The proportion of alumni prepared to make a donation to their alma mater is static despite a ratcheting-up of effort by university fundraisers, according to a new report.
An analysis of the performance in 2006-07 of fundraising departments in 144 UK higher education institutions found that universities made more money than ever before but failed to increase the proportion of alumni willing to give.
The findings support the notion that philanthropic giving is an increasingly important source of income, albeit on a far smaller scale than in the US.

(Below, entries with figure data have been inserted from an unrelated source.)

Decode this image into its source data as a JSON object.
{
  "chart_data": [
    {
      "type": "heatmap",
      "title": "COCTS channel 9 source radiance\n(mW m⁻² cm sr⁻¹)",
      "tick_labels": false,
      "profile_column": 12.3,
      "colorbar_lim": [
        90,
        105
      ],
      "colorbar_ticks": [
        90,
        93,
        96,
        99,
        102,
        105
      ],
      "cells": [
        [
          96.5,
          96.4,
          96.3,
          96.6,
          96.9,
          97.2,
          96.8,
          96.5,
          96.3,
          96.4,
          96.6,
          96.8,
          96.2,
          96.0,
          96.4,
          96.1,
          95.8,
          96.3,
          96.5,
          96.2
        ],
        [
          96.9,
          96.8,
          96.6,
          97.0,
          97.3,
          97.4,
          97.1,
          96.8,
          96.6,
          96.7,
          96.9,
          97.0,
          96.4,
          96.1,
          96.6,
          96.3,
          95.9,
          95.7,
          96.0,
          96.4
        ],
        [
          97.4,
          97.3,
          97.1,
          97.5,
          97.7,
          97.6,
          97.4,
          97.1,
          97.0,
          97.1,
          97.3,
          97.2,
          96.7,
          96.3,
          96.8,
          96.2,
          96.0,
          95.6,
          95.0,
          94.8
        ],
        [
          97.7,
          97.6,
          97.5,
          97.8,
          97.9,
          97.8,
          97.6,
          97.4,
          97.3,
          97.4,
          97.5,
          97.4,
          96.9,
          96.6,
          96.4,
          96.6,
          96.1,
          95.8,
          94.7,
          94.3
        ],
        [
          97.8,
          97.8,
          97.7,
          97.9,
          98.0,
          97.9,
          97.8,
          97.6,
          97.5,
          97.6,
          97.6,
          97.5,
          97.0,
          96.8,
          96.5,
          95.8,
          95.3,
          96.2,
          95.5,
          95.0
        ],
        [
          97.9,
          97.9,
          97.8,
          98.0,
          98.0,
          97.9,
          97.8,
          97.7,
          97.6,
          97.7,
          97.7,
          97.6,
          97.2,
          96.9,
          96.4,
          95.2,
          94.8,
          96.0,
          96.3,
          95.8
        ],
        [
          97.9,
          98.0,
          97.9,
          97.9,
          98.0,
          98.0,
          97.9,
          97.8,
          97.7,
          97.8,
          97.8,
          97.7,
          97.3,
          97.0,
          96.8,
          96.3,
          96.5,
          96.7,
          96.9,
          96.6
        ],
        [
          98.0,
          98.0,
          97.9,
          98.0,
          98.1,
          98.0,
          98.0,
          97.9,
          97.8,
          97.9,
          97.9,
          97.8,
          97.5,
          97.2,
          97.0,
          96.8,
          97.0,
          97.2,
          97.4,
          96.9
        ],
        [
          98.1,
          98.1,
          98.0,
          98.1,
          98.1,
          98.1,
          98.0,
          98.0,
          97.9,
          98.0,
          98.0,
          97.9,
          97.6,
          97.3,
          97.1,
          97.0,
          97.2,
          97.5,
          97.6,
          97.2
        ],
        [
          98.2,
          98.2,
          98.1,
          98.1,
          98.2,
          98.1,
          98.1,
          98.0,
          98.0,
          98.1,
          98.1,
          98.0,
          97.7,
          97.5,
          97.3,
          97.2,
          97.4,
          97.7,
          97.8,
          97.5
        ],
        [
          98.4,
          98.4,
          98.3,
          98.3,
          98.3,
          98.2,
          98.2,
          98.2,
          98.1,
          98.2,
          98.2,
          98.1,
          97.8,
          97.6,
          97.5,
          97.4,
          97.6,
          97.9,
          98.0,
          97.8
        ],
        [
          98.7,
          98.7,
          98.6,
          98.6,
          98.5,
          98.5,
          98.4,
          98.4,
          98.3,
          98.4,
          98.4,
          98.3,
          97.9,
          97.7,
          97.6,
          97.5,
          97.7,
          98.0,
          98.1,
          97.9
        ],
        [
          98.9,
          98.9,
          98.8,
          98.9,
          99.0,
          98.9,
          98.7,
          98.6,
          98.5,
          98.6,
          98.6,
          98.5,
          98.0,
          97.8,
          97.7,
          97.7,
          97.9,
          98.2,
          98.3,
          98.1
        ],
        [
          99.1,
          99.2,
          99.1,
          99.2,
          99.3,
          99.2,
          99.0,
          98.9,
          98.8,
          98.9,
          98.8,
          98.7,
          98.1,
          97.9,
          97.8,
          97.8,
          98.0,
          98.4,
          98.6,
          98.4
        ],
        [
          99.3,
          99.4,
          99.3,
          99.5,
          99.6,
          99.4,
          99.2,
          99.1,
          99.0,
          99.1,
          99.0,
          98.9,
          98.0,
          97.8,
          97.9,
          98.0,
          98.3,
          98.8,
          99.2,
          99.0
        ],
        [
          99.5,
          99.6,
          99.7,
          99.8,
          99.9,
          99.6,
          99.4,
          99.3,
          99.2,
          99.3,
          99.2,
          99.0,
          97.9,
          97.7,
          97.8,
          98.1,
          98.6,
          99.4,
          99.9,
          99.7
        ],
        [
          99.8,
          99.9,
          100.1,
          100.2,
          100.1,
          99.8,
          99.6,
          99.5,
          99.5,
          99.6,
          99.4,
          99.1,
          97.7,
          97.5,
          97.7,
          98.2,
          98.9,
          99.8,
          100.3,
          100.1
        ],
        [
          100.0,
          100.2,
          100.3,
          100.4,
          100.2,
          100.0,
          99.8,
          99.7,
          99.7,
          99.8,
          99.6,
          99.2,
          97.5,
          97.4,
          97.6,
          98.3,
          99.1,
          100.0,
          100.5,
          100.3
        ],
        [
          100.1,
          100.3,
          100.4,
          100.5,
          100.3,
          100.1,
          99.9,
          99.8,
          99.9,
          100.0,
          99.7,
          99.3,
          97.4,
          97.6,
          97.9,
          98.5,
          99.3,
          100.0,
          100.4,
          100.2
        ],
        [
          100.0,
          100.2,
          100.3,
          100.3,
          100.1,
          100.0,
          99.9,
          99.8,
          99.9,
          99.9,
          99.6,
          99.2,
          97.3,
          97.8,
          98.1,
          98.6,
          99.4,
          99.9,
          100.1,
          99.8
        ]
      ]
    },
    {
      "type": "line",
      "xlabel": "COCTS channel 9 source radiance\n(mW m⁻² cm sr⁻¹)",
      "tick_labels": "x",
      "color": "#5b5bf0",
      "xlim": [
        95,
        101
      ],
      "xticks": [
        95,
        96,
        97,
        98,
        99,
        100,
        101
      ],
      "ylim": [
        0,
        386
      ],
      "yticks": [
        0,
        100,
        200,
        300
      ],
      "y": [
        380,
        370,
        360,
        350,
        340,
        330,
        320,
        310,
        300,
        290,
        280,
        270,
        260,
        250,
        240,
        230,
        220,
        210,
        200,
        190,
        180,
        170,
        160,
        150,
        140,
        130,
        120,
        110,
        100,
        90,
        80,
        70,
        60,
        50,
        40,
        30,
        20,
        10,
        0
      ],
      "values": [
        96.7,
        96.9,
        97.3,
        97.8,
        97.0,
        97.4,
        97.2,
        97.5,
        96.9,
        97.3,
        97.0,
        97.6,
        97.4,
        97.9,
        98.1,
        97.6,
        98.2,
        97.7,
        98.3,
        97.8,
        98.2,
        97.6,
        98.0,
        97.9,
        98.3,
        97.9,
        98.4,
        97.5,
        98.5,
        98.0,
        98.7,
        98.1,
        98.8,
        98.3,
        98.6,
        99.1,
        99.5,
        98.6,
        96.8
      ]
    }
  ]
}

However, the fact that the proportion of alumni who donate has not risen - in fact it has fallen slightly, year on year - has caused concern, particularly given the likely impact of the financial downturn on people's willingness to part with cash.
In 2006-07, the sector raised a total of £548 million, up £131 million on the previous year, although £52.5 million of this amount was from institutions new to the survey.
The universities of Cambridge and Oxford, which both have £1 billion fundraising campaigns under way, led the pack, raising £9 million between them.
The report says: "Habitually, Oxford and Cambridge raise more than the next leading institutions by a factor of more than ten."
Fundraising activities in the UK have undergone a period of professionalisation in recent years, with many now led by experts employed for their knowledge of the more developed "institutional advancement" departments of North American universities.
According to the survey, which was carried out by the Ross Group of Development Directors and the Council for Advancement and Support of Education (Case) in Europe, there are now more than 700 fundraising staff across the 144 institutions polled.
However, it also found that, of the 6.2 million alumni these institutions are in touch with, just over 108,000, or fewer than one in 50, donated money.
This was a slightly smaller proportion of donors than in the preceding year, although the figures are marginal, and only ten institutions had over 4 per cent of alumni agreeing to donate.
One consequence is that the cost of fundraising activities as a proportion of income rose from 24 pence per pound to 26 pence, year on year.
'PERSEVERE. FUNDRAISING IS ABOUT BUILDING FOR THE FUTURE'
Liesl Elder, director of development at the University of Edinburgh, explains the importance of fundraising even in a downturn.
"There are two camps with regard to how to respond to the economic downturn.
"Some folks feel that it is time to pull back, while others think that it's a great time to be out there because we're building for the future. I'm in the latter camp.
"At Edinburgh we're moving full steam ahead, and although our cash results are slightly down on last year, that was a record year, so actually we're delighted with where we are.
"Because philanthropy to universities is relatively young here, it's difficult to know what to expect.
"The thing to remember is that a lot of university development offices are just a couple of people, so it's true that fledgeling operations probably are more at risk.
"My advice is always to persevere. Fundraising is a long-term proposition - it is about building something for the future. Right now we're reaping the rewards of seeds that were sown three, five or ten years ago.
"If you pull back now, you will see the effects down the line. So the objective is to weather the storm, to be sensitive in talking to people, but to keep going, because there's definitely success to be had out there."